700 years of continuous imperial capital. Old Delhi's nihari at dawn and seekh kebab by night. The Punjabi refugee cooking that created butter chicken. The state bhavans that serve every Indian state's food within 10 kilometres of each other.
Delhi does not have a cuisine — it has the accumulated food culture of every empire and migration wave that has used it as a capital for 700 years. The Mughal walled city food, the Punjabi refugee contributions of 1947, the South Indian, Bengali, and Rajasthani migration layers of the post-Independence period, and the diplomatic community that made Delhi India's most internationally diverse food city.

Old Delhi (Shahjahanabad) is the most condensed food heritage in any Indian neighbourhood — the preparations served at the same addresses they have occupied for 300+ years. Karim's restaurant has served Mughal-style food from the same Jama Masjid lane since 1913. The Paranthe Wali Gali has been frying stuffed flatbreads for at least 150 years. The nihari restaurants of the Jama Masjid area open at 4-6am and sell out by 9am, having cooked through the night. This is not nostalgia — it is a living food culture in continuous operation.
The food businesses of Old Delhi's Chandni Chowk operate on hereditary family lines — the same family running the same preparation at the same address for 3-8 generations. This hereditary continuity, combined with a specific customer base that comes from across Delhi for specific preparations, creates extraordinary conservatism. Karim's does not modernise its rogan josh because the people who come to Karim's come specifically for Karim's rogan josh — not for a contemporary interpretation of it. The restaurant's value is its continuity.
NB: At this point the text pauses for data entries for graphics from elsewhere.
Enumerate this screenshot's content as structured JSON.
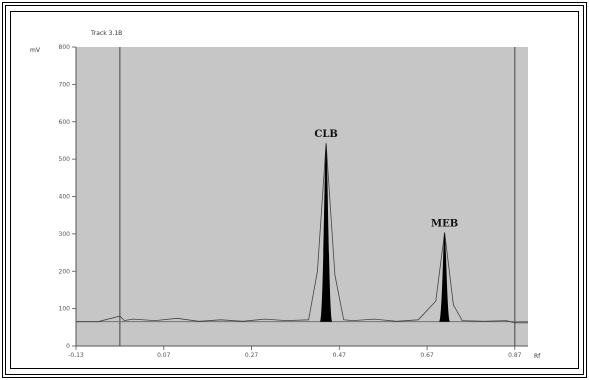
{
  "chart_data": {
    "type": "line",
    "title": "Track 3.1B",
    "ylabel": "mV",
    "xlabel": "Rf",
    "xlim": [
      -0.13,
      0.9
    ],
    "ylim": [
      0,
      800
    ],
    "y_ticks": [
      800,
      700,
      600,
      500,
      400,
      300,
      200,
      100,
      0
    ],
    "y_tick_labels": [
      "800",
      "700",
      "600",
      "500",
      "400",
      "300",
      "200",
      "100",
      "0"
    ],
    "x_ticks": [
      -0.13,
      0.07,
      0.27,
      0.47,
      0.67,
      0.87
    ],
    "x_tick_labels": [
      "-0.13",
      "0.07",
      "0.27",
      "0.47",
      "0.67",
      "0.87"
    ],
    "start_marker_x": -0.03,
    "front_marker_x": 0.87,
    "baseline": 65,
    "peaks": [
      {
        "label": "CLB",
        "x": 0.44,
        "height": 478,
        "width": 0.028
      },
      {
        "label": "MEB",
        "x": 0.71,
        "height": 239,
        "width": 0.025
      }
    ],
    "series": [
      {
        "x": [
          -0.13,
          -0.08,
          -0.03,
          -0.02,
          0.0,
          0.05,
          0.1,
          0.15,
          0.2,
          0.25,
          0.3,
          0.35,
          0.4,
          0.42,
          0.44,
          0.46,
          0.48,
          0.5,
          0.55,
          0.6,
          0.65,
          0.69,
          0.71,
          0.73,
          0.75,
          0.8,
          0.85,
          0.87,
          0.9
        ],
        "values": [
          65,
          65,
          80,
          68,
          72,
          68,
          74,
          66,
          70,
          66,
          72,
          68,
          70,
          200,
          543,
          190,
          70,
          68,
          72,
          66,
          70,
          120,
          304,
          110,
          68,
          66,
          68,
          62,
          62
        ]
      }
    ],
    "grid": false,
    "plot_background": "#c6c6c6",
    "peak_fill": "#000000",
    "trace_color": "#444444"
  }
}
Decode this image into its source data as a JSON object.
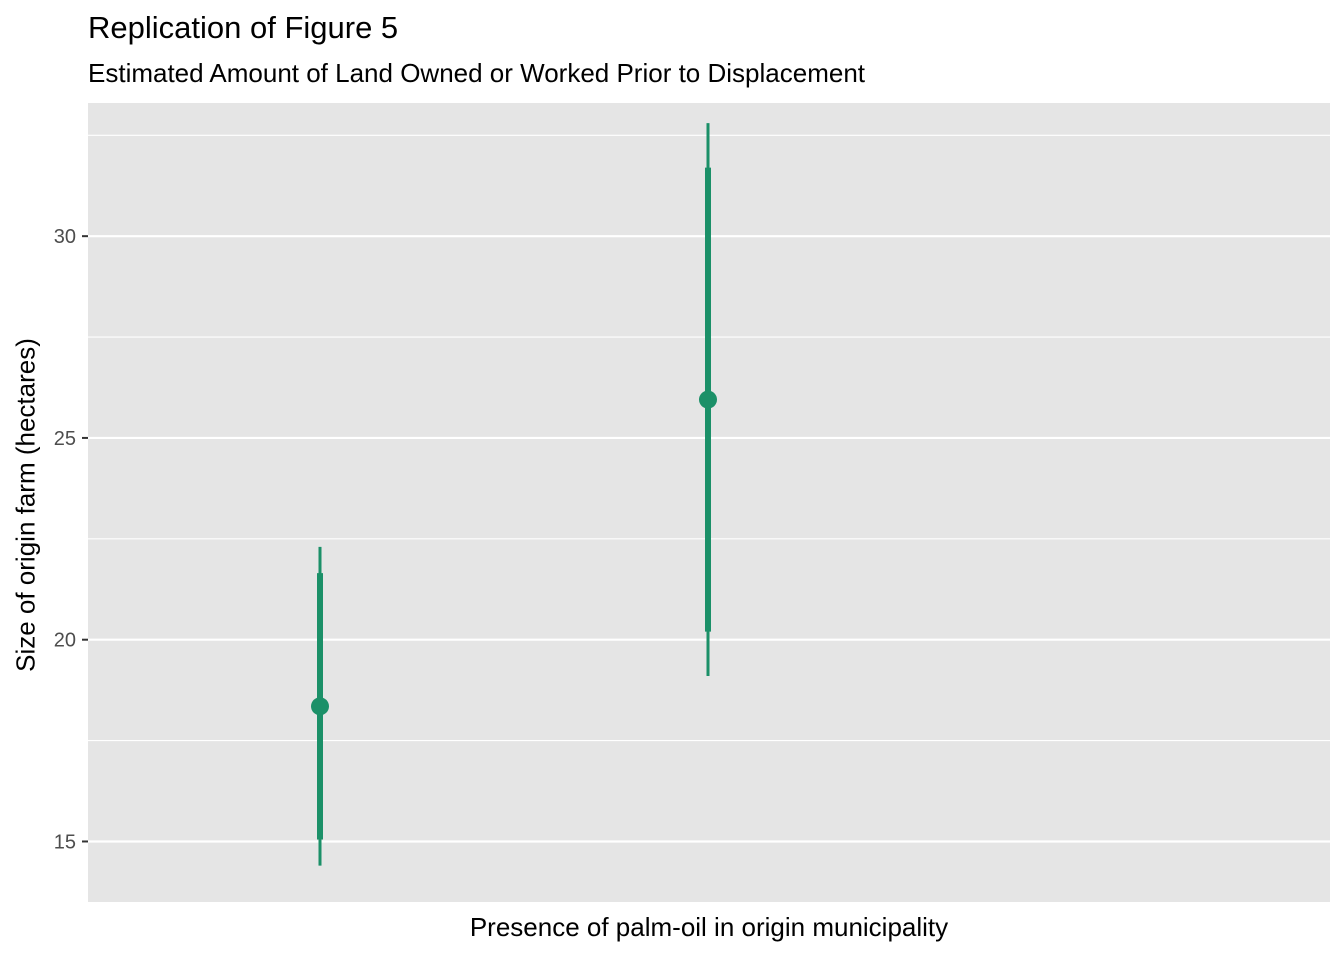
{
  "chart_data": {
    "type": "pointrange",
    "title": "Replication of Figure 5",
    "subtitle": "Estimated Amount of Land Owned or Worked Prior to Displacement",
    "xlabel": "Presence of palm-oil in origin municipality",
    "ylabel": "Size of origin farm (hectares)",
    "ylim": [
      13.5,
      33.3
    ],
    "y_ticks": [
      15,
      20,
      25,
      30
    ],
    "y_tick_labels": [
      "15",
      "20",
      "25",
      "30"
    ],
    "x_ticks_shown": false,
    "grid": true,
    "legend": "none",
    "color": "#1b9068",
    "background": "#e5e5e5",
    "points": [
      {
        "estimate": 18.35,
        "inner": [
          15.05,
          21.65
        ],
        "outer": [
          14.4,
          22.3
        ]
      },
      {
        "estimate": 25.95,
        "inner": [
          20.2,
          31.7
        ],
        "outer": [
          19.1,
          32.8
        ]
      }
    ]
  }
}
Innovation would be self-destruction.

Delhi's restaurant range encompasses the oldest continuously operating Mughal food restaurants in India (Karim's, 1913) and the country's most ambitious modern Indian restaurants. The state bhavans — government guesthouses maintained by each Indian state in Delhi — many serve their state's specific food, making Delhi the only city where you can eat authentic food from every Indian state within a single day.
Delhi's Punjabi refugee community spread the dhaba format nationally — the road-side restaurant serving dal, roti, sabzi became the default model for affordable North Indian food. Butter chicken and dal makhani, created in this community's post-Partition restaurants, are now the world's most internationally ordered Indian dishes.